Já entre os aspetos positivos, o embaixador sublinhou o excelente relacionamento político entre Portugal e o Luxemburgo: há uma “genuína amizade”. Além disso, realçou o crescimento das trocas comerciais e do investimento luxemburguês em Portugal, a força da língua portuguesa (“É a quarta língua mais falada no país, a par do inglês. E, mais importante, o facto de, a seguir ao luxemburguês ser o português a segunda língua mais utilizada pela população estudantil no Luxemburgo.”), e o papel determinante da comunidade luso-luxemburguesa na economia e na sociedade do país.

O diplomata concluiu exaltando o “a natureza da pessoa portuguesa”, descrevendo-a como a “a maior mais-valia” que a comunidade tem para oferecer.

DR

Leia agora o discurso do embaixador de Portugal no Luxemburgo na íntegra:

“Minhas Senhoras e meus Senhores,

Muito bom dia a todos.

Hoje será, de facto, um bom dia.

– “Bom dia”, em primeiro lugar, pela possibilidade de estarmos todos aqui reunidos, num encontro de grande utilidade e de reflexão sobre o que é, neste momento, a comunidade portuguesa, lusodescendente e lusófona no Luxemburgo – e, quando me refiro ao que é essa comunidade, tenho em mente todos os aspectos da nossa vivência no grão-ducado, desde a sua instalação à sua integração, dos fenómenos culturais e associativos às potencialidades e às limitações – à transfrontalidade, à defesa e promoção oficiais da língua portuguesa e aprendizagem das línguas locais, à consolidação, ao aprofundamento e ao alargamento do relacionamento económico entre Portugal e o Luxemburgo e à pujança e aos constrangimentos com que lida o empresariado português neste país. 

– E hoje é também um bom dia, porque é o dia do “Bom Dia”, a entidade à qual devemos a organização de mais este evento do “Portugal Positivo”, e à qual agradeço o dinamismo. 

Falar sobre a comunidade portuguesa no Luxemburgo é, simultaneamente fácil e difícil – difícil não porque o assunto tenha excepcional complexidade, mas devido aos desafios com os quais os portugueses, alguns lusodescendentes e outros tantos lusófonos se debatem neste país, e também devido a algumas dificuldades pontuais que persistem no que se refere a uma resposta mais célere e apropriada a determinadas necessidades da nossa comunidade – matéria em que o Luxemburgo não se singulariza, mas que, evidentemente, obriga à nossa atenção e adopção de medidas adequadas.
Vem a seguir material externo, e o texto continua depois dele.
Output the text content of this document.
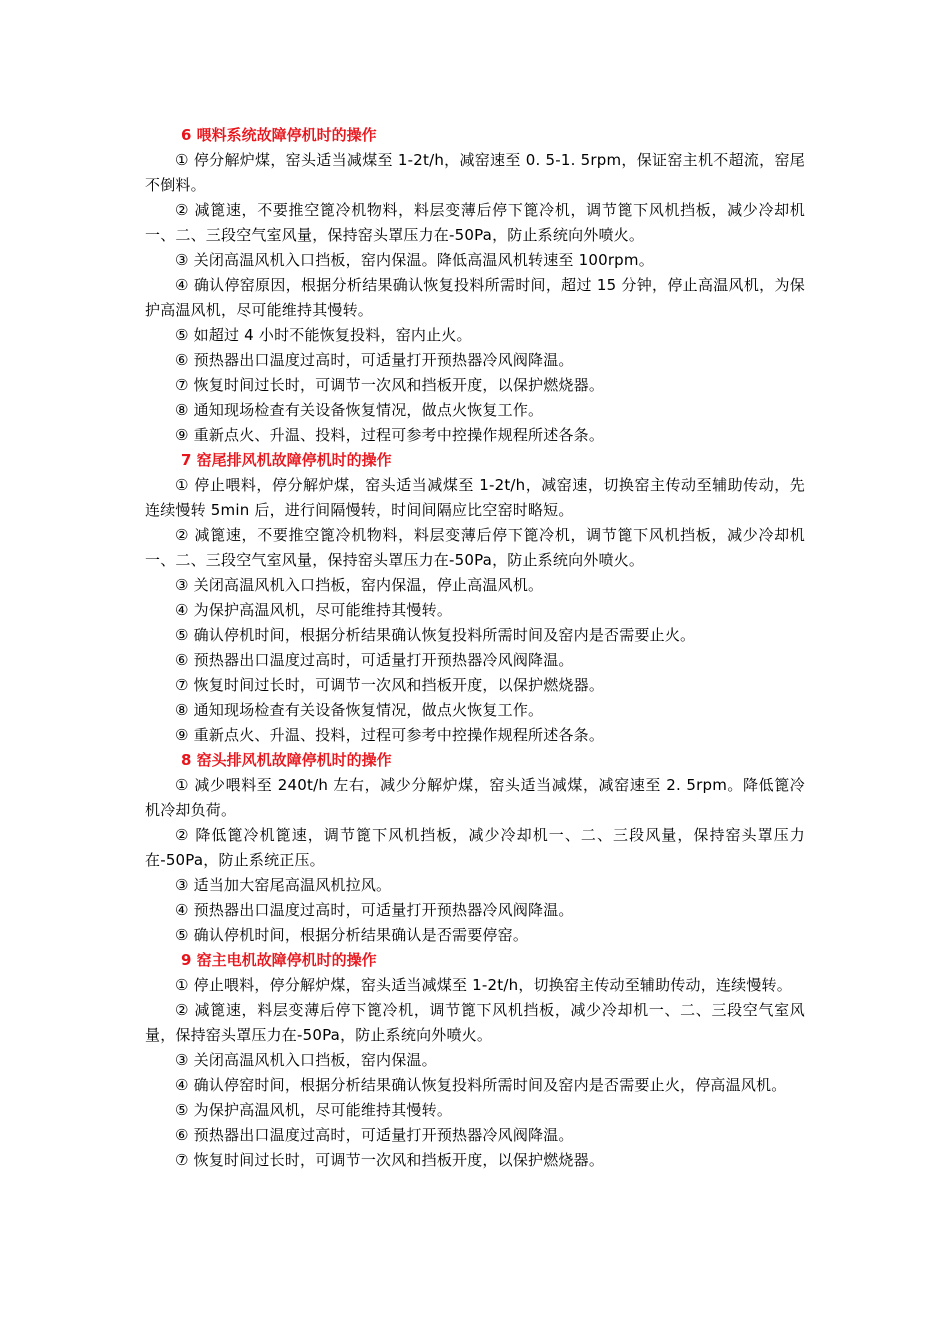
6 喂料系统故障停机时的操作

① 停分解炉煤，窑头适当减煤至 1-2t/h，减窑速至 0. 5-1. 5rpm，保证窑主机不超流，窑尾不倒料。

② 减篦速，不要推空篦冷机物料，料层变薄后停下篦冷机，调节篦下风机挡板，减少冷却机一、二、三段空气室风量，保持窑头罩压力在-50Pa，防止系统向外喷火。

③ 关闭高温风机入口挡板，窑内保温。降低高温风机转速至 100rpm。

④ 确认停窑原因，根据分析结果确认恢复投料所需时间，超过 15 分钟，停止高温风机，为保护高温风机，尽可能维持其慢转。

⑤ 如超过 4 小时不能恢复投料，窑内止火。

⑥ 预热器出口温度过高时，可适量打开预热器冷风阀降温。

⑦ 恢复时间过长时，可调节一次风和挡板开度，以保护燃烧器。

⑧ 通知现场检查有关设备恢复情况，做点火恢复工作。

⑨ 重新点火、升温、投料，过程可参考中控操作规程所述各条。

7 窑尾排风机故障停机时的操作

① 停止喂料，停分解炉煤，窑头适当减煤至 1-2t/h，减窑速，切换窑主传动至辅助传动，先连续慢转 5min 后，进行间隔慢转，时间间隔应比空窑时略短。

② 减篦速，不要推空篦冷机物料，料层变薄后停下篦冷机，调节篦下风机挡板，减少冷却机一、二、三段空气室风量，保持窑头罩压力在-50Pa，防止系统向外喷火。

③ 关闭高温风机入口挡板，窑内保温，停止高温风机。

④ 为保护高温风机，尽可能维持其慢转。

⑤ 确认停机时间，根据分析结果确认恢复投料所需时间及窑内是否需要止火。

⑥ 预热器出口温度过高时，可适量打开预热器冷风阀降温。

⑦ 恢复时间过长时，可调节一次风和挡板开度，以保护燃烧器。

⑧ 通知现场检查有关设备恢复情况，做点火恢复工作。

⑨ 重新点火、升温、投料，过程可参考中控操作规程所述各条。

8 窑头排风机故障停机时的操作

① 减少喂料至 240t/h 左右，减少分解炉煤，窑头适当减煤，减窑速至 2. 5rpm。降低篦冷机冷却负荷。

② 降低篦冷机篦速，调节篦下风机挡板，减少冷却机一、二、三段风量，保持窑头罩压力在-50Pa，防止系统正压。

③ 适当加大窑尾高温风机拉风。

④ 预热器出口温度过高时，可适量打开预热器冷风阀降温。

⑤ 确认停机时间，根据分析结果确认是否需要停窑。

9 窑主电机故障停机时的操作

① 停止喂料，停分解炉煤，窑头适当减煤至 1-2t/h，切换窑主传动至辅助传动，连续慢转。

② 减篦速，料层变薄后停下篦冷机，调节篦下风机挡板，减少冷却机一、二、三段空气室风量，保持窑头罩压力在-50Pa，防止系统向外喷火。

③ 关闭高温风机入口挡板，窑内保温。

④ 确认停窑时间，根据分析结果确认恢复投料所需时间及窑内是否需要止火，停高温风机。

⑤ 为保护高温风机，尽可能维持其慢转。

⑥ 预热器出口温度过高时，可适量打开预热器冷风阀降温。

⑦ 恢复时间过长时，可调节一次风和挡板开度，以保护燃烧器。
Procurarei referir-me, de seguida, às principais dificuldades com que se confronta aqui a nossa comunidade. Não poderei ser breve, mas procurarei não ser maçador. E, para cada dificuldade, poderá ser percepcionada, se não uma solução, pelo menos uma reflexão tendente à descoberta de um apaziguamento. Evocarei dez dificuldades que me parecem as mais preocupantes: 

1. Começo pela persistência do lugar-comum na sociedade luxemburguesa “de souche” – chamemos-lhe assim – que associa ainda hoje muitas vezes – excessivas vezes – a nossa comunidade, a comunidade portuguesa e lusodescendente, à natureza inicial da nossa emigração para este país: trabalhadores indiferenciados, com poucas qualificações, de rendimentos humildes que vieram integrar-se num meio social que, logo a seguir à IIª Guerra Mundial deu um extraordinário salto económico, e que rapidamente fez esquecer, quase completamente, a própria natureza social do Luxemburgo antigo, também ele maioritariamente humilde, também ele camponês ou operário, também ele emigrante, especialmente para o Brasil e os EUA.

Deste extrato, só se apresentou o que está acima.